The appeal was dismissed with costs, including the costs of two counsel. The High Court's order dismissing the review application and granting the counter-application for enforcement of the determination (with attorney and client costs in both instances, including costs of two counsel) was upheld.
Where parties to a building contract agree to a two-tier dispute resolution mechanism involving interim adjudication followed by arbitration with full powers to revise the adjudicator's determination as if it had never been issued, a court will not entertain a review application against the adjudicator's determination while arbitration proceedings are pending, unless rare circumstances of grave injustice or impossibility of attaining justice by other means are shown. The principle from Wahlhaus that courts should only review unterminated proceedings in exceptional circumstances applies equally to contractual dispute resolution processes. Where an aggrieved party has invoked the contractual remedy of arbitration and no grave injustice would result from holding the party to its contractual obligations, there is no basis for premature judicial intervention by way of review.

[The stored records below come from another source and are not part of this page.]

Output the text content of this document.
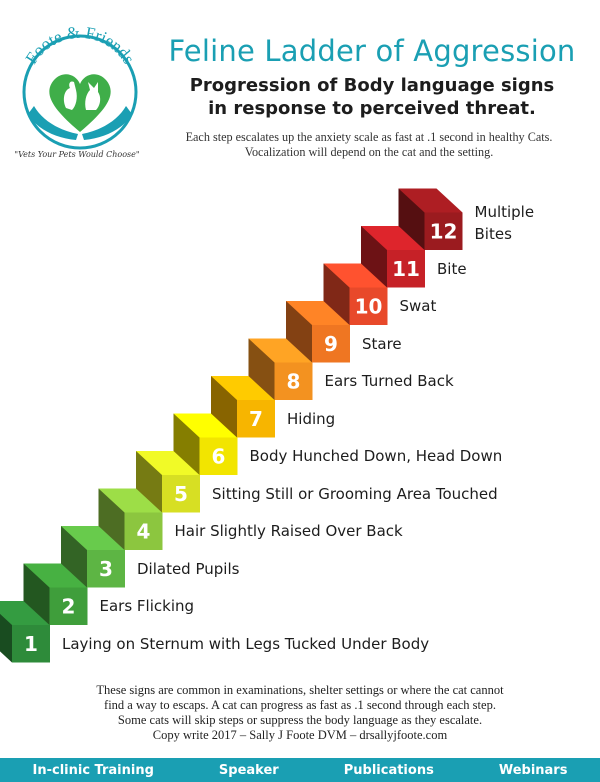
Foote & Friends
"Vets Your Pets Would Choose"
Feline Ladder of Aggression
Progression of Body language signs
in response to perceived threat.
Each step escalates up the anxiety scale as fast at .1 second in healthy Cats.
Vocalization will depend on the cat and the setting.
1
2
3
4
5
6
7
8
9
10
11
12
Laying on Sternum with Legs Tucked Under Body
Ears Flicking
Dilated Pupils
Hair Slightly Raised Over Back
Sitting Still or Grooming Area Touched
Body Hunched Down, Head Down
Hiding
Ears Turned Back
Stare
Swat
Bite
Multiple
Bites
These signs are common in examinations, shelter settings or where the cat cannot
find a way to escaps. A cat can progress as fast as .1 second through each step.
Some cats will skip steps or suppress the body language as they escalate.
Copy write 2017 – Sally J Foote DVM – drsallyjfoote.com
In-clinic Training	Speaker	Publications	Webinars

The court made several obiter observations: (1) A judicial review is not concerned with the correctness of the substantive merits of a decision, but with the fairness and regularity of the procedure by which it was reached. The High Court therefore erred in determining the substantive merits of the claims (ground c). (2) In relation to contractual tribunals, the obligation to observe natural justice principles derives from express or implied terms of the agreement. The test for implying such terms is the ordinary test for tacit terms (the unexpressed intention of parties), not terms implied by law. Express contractual procedural provisions preclude the tacit importation of rules of natural justice. (3) The remedies of arbitration and review are not necessarily mutually exclusive in all circumstances - a review based on procedural unfairness differs from arbitration which involves a rehearing on the merits. (4) The absence of reasons for a costs order may indicate failure to exercise discretion judicially. (5) The review application constituted an abuse of process where the College intentionally frustrated Trencon's contractual rights by failing to make payment as required and launching litigation bound to fail despite having already invoked arbitration, justifying attorney and client costs.
This case establishes important principles regarding the reviewability of interim determinations in multi-tiered contractual dispute resolution processes in South African construction law. It affirms that where parties agree to a dispute resolution process involving interim adjudication followed by final arbitration with full revision powers, courts will generally not intervene by way of review before the contractual process is exhausted, unless grave injustice would otherwise result. The judgment reinforces the principle against piecemeal litigation and supports the enforceability of expedited interim adjudication mechanisms in construction contracts. It clarifies that parties who contractually agree to be bound by interim determinations pending final resolution must comply with those determinations and pursue their contractual remedies rather than seeking premature judicial intervention. The case also provides guidance on the application of natural justice principles to contractual tribunals, emphasizing that express contractual procedural provisions govern and that tacit terms will only be implied where necessary and not inconsistent with express terms.